Page MenuHomePhabricator

rename cloudswift1002 as cloudlb1002
Closed, ResolvedPublic

Description

Netbox device: https://netbox.wikimedia.org/dcim/devices/3525

Procedure: https://wikitech.wikimedia.org/wiki/Server_Lifecycle#Rename_while_reimaging

  • decomission
  • netbox: edit the device name, and set its status from DECOMMISSIONING to PLANNED.
  • readd the DNS Name field for the management interface
  • run sre.dns.netbox cookbook
  • run sre.network.configure-switch-interfaces cookbook
  • reimage server with new name

Event Timeline

aborrero changed the task status from Open to In Progress.Jul 6 2023, 11:09 AM
aborrero triaged this task as Medium priority.
aborrero created this task.
aborrero moved this task from Backlog to Doing on the User-aborrero board.

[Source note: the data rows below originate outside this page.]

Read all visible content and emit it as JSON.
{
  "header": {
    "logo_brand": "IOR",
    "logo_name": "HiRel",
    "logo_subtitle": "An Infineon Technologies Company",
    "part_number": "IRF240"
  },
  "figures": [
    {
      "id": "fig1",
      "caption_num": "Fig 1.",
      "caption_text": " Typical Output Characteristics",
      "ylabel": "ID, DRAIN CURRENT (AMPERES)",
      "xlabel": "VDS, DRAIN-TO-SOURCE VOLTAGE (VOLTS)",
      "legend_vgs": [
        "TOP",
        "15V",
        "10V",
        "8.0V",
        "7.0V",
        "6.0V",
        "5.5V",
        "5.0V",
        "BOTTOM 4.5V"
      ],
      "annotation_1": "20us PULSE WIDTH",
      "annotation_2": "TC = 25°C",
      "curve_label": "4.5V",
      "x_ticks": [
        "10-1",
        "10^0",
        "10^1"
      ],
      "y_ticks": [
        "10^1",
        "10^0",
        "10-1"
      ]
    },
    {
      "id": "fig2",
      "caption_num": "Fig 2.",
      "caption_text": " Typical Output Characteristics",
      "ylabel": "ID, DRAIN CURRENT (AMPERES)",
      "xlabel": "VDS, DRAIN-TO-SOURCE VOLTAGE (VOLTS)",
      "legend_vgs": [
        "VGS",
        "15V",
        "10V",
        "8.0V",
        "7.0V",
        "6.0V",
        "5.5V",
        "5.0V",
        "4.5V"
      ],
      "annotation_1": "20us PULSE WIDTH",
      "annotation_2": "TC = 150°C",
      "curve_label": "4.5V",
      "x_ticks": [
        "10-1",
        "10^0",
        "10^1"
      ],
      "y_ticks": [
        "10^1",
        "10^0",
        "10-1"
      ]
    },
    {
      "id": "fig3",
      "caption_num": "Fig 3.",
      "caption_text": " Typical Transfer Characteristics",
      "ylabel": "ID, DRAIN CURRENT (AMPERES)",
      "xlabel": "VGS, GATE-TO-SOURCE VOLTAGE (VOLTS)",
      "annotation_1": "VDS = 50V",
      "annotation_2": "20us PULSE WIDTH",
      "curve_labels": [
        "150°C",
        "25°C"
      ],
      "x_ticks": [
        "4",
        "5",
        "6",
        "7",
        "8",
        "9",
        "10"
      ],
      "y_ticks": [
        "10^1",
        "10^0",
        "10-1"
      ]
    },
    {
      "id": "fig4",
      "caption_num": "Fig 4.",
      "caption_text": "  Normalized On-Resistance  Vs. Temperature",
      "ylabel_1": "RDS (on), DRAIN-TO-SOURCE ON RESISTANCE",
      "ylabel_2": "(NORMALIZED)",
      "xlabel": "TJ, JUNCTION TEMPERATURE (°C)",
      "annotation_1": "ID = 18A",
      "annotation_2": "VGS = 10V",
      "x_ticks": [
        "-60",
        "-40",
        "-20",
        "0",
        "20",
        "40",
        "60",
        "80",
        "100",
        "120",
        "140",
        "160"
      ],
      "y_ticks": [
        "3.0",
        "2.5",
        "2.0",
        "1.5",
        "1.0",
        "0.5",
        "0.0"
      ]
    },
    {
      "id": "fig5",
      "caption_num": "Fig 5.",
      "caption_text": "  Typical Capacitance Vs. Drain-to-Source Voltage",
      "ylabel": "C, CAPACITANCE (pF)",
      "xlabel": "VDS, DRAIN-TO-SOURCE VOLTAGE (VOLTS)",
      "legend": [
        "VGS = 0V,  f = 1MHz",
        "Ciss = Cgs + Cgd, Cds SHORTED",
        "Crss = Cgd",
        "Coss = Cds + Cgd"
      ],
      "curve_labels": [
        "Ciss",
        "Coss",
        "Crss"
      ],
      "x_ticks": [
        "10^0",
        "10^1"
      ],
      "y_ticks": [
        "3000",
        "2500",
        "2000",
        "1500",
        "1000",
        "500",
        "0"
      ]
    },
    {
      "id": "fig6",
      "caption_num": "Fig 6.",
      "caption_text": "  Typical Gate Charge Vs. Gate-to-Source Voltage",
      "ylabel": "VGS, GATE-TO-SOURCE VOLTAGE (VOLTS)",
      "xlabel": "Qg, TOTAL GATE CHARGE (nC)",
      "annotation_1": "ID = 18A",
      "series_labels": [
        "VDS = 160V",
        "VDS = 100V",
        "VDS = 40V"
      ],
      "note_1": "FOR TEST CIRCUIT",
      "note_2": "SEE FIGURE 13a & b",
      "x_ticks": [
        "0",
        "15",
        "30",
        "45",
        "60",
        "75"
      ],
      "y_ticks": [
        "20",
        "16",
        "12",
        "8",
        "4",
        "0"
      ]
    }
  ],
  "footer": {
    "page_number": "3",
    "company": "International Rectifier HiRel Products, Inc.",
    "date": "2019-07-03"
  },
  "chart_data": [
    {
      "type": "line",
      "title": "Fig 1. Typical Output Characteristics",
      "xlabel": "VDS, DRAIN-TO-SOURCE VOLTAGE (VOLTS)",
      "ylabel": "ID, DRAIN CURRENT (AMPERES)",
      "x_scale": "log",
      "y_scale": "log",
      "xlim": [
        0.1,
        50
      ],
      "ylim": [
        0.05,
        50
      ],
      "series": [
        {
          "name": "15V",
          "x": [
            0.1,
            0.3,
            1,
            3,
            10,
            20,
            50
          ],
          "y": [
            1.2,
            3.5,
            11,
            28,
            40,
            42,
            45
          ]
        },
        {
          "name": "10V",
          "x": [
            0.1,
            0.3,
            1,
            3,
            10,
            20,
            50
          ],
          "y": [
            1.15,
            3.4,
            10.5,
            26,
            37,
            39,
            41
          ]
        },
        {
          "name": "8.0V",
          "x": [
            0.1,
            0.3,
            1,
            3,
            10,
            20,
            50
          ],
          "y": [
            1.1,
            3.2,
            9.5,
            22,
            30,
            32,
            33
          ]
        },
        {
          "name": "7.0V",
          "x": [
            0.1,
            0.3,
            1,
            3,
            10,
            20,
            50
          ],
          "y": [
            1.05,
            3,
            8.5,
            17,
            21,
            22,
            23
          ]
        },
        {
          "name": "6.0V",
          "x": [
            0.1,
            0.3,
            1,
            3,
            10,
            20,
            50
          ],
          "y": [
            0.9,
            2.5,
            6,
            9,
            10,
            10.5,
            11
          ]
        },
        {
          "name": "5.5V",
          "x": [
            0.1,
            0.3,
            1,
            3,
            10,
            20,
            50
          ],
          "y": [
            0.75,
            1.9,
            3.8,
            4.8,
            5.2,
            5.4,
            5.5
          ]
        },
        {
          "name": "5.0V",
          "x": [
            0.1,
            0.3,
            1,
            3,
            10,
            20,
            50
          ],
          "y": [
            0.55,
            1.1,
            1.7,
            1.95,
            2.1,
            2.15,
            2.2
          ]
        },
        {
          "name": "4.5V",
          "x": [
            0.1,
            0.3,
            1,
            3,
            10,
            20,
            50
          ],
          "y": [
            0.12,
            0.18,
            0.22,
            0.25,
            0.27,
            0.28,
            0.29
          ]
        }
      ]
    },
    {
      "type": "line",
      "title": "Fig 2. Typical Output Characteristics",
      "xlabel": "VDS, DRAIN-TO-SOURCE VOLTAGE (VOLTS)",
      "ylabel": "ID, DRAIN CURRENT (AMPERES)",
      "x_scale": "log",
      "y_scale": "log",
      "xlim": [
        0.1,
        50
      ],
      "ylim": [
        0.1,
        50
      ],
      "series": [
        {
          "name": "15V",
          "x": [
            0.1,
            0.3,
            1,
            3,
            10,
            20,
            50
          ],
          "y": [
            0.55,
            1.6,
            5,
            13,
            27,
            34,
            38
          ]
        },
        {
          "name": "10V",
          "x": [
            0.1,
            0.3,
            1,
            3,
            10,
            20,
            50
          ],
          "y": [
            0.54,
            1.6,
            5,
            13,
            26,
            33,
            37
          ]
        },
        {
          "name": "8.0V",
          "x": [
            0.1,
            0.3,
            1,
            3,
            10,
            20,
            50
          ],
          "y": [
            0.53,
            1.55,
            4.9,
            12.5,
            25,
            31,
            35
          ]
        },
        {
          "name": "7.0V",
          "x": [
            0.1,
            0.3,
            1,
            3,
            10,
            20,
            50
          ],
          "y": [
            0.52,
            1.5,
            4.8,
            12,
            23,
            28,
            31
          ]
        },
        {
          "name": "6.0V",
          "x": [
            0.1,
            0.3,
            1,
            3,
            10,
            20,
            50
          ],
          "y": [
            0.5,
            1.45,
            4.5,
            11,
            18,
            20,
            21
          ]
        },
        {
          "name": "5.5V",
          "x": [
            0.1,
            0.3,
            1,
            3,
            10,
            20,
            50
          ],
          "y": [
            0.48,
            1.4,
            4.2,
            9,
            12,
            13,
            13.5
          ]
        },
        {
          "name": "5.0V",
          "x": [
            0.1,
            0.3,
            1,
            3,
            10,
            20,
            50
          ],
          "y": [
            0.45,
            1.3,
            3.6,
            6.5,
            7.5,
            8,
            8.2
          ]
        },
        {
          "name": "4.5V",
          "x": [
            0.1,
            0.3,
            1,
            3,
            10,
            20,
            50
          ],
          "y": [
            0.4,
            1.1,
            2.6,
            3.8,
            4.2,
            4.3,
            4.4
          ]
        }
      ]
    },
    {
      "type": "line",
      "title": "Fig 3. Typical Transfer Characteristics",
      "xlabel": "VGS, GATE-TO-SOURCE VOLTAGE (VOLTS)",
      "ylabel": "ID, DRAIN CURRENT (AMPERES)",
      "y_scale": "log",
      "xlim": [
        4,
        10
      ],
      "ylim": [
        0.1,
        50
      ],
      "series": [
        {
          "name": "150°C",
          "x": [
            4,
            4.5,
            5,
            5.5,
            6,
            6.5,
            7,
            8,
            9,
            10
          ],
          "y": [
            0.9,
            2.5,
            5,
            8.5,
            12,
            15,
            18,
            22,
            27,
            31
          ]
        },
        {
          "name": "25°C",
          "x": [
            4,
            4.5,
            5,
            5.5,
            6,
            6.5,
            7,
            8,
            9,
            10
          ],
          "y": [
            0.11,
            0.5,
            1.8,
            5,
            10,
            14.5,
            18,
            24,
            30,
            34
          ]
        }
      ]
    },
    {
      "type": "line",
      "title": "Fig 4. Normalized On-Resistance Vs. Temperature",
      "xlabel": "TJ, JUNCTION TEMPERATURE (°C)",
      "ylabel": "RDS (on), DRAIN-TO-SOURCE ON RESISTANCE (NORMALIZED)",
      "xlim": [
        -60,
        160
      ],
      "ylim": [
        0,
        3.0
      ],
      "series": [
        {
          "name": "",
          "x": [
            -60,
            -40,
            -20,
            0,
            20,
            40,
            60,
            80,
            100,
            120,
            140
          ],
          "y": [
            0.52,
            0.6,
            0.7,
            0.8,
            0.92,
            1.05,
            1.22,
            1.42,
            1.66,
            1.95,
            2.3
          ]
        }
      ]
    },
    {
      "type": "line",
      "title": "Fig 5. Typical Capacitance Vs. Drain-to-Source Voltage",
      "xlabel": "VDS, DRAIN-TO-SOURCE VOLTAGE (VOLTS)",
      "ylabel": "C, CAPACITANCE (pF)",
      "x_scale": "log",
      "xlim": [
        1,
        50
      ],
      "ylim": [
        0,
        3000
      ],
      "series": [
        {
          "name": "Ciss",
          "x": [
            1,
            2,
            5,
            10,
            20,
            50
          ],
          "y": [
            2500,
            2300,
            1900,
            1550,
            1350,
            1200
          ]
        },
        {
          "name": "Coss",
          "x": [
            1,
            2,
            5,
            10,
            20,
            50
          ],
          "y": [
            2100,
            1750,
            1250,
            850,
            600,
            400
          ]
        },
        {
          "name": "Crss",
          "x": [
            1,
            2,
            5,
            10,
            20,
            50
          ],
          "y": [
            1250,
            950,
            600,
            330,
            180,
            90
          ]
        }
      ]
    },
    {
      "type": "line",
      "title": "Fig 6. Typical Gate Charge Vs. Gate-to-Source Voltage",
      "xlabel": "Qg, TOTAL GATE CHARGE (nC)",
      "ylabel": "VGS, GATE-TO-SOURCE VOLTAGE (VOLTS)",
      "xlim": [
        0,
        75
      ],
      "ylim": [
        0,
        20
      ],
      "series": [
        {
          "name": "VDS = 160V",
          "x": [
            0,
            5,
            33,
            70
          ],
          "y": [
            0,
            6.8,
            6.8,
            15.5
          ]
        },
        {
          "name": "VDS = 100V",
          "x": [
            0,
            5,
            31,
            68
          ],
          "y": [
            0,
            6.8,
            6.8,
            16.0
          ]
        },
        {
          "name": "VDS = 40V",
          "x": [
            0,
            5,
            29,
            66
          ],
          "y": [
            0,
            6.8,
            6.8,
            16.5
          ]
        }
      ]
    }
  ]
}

cookbooks.sre.hosts.decommission executed by aborrero@cumin1001 for hosts: cloudswift1002.eqiad.wmnet

  • cloudswift1002.eqiad.wmnet (WARN)
    • Downtimed host on Icinga/Alertmanager
    • Found physical host
    • Management interface not found on Icinga, unable to downtime it
    • Wiped all swraid, partition-table and filesystem signatures
    • Powered off
    • [Netbox] Set status to Decommissioning, deleted all non-mgmt IPs, updated switch interfaces (disabled, removed vlans, etc)
    • Configured the linked switch interface(s)
    • Removed from DebMonitor
    • Removed from Puppet master and PuppetDB

Change 936019 had a related patch set uploaded (by Arturo Borrero Gonzalez; author: Arturo Borrero Gonzalez):

[operations/puppet@production] cloudlb1001/1002: add role

https://gerrit.wikimedia.org/r/936019

Change 936019 merged by Arturo Borrero Gonzalez:

[operations/puppet@production] cloudlb1001/1002: add role

https://gerrit.wikimedia.org/r/936019

Change 936022 had a related patch set uploaded (by Arturo Borrero Gonzalez; author: Arturo Borrero Gonzalez):

[operations/puppet@production] cloudlb: eqiad: bootstrap hiera data

https://gerrit.wikimedia.org/r/936022

aborrero changed the task status from Stalled to In Progress.Jul 7 2023, 3:59 PM

No longer blocked!

Change 936022 merged by Arturo Borrero Gonzalez:

[operations/puppet@production] cloudlb: eqiad: bootstrap hiera data

https://gerrit.wikimedia.org/r/936022

Cookbook cookbooks.sre.hosts.reimage was started by aborrero@cumin1001 for host cloudlb1002.eqiad.wmnet with OS bullseye

Cookbook cookbooks.sre.hosts.reimage started by aborrero@cumin1001 for host cloudlb1002.eqiad.wmnet with OS bullseye executed with errors:

  • cloudlb1002 (FAIL)
    • Removed from Puppet and PuppetDB if present
    • Deleted any existing Puppet certificate
    • Removed from Debmonitor if present
    • Forced PXE for next reboot
    • Host rebooted via IPMI
    • Host up (Debian installer)
    • Checked BIOS boot parameters are back to normal
    • The reimage failed, see the cookbook logs for the details

Cookbook cookbooks.sre.hosts.reimage was started by aborrero@cumin1001 for host cloudlb1002.eqiad.wmnet with OS bullseye

Cookbook cookbooks.sre.hosts.reimage started by aborrero@cumin1001 for host cloudlb1002.eqiad.wmnet with OS bullseye completed:

  • cloudlb1002 (WARN)
    • Removed from Puppet and PuppetDB if present
    • Deleted any existing Puppet certificate
    • Removed from Debmonitor if present
    • Forced PXE for next reboot
    • Host rebooted via IPMI
    • Host up (Debian installer)
    • Checked BIOS boot parameters are back to normal
    • Host up (new fresh bullseye OS)
    • Generated Puppet certificate
    • Signed new Puppet certificate
    • Run Puppet in NOOP mode to populate exported resources in PuppetDB
    • Found Nagios_host resource for this host in PuppetDB
    • Downtimed the new host on Icinga/Alertmanager
    • First Puppet run completed and logged in /var/log/spicerack/sre/hosts/reimage/202307101028_aborrero_4018022_cloudlb1002.out
    • configmaster.wikimedia.org updated with the host new SSH public key for wmf-update-known-hosts-production
    • Rebooted
    • Automatic Puppet run was successful
    • Forced a re-check of all Icinga services for the host
    • Icinga status is not optimal, downtime not removed
    • Updated Netbox data from PuppetDB
aborrero updated the task description. (Show Details)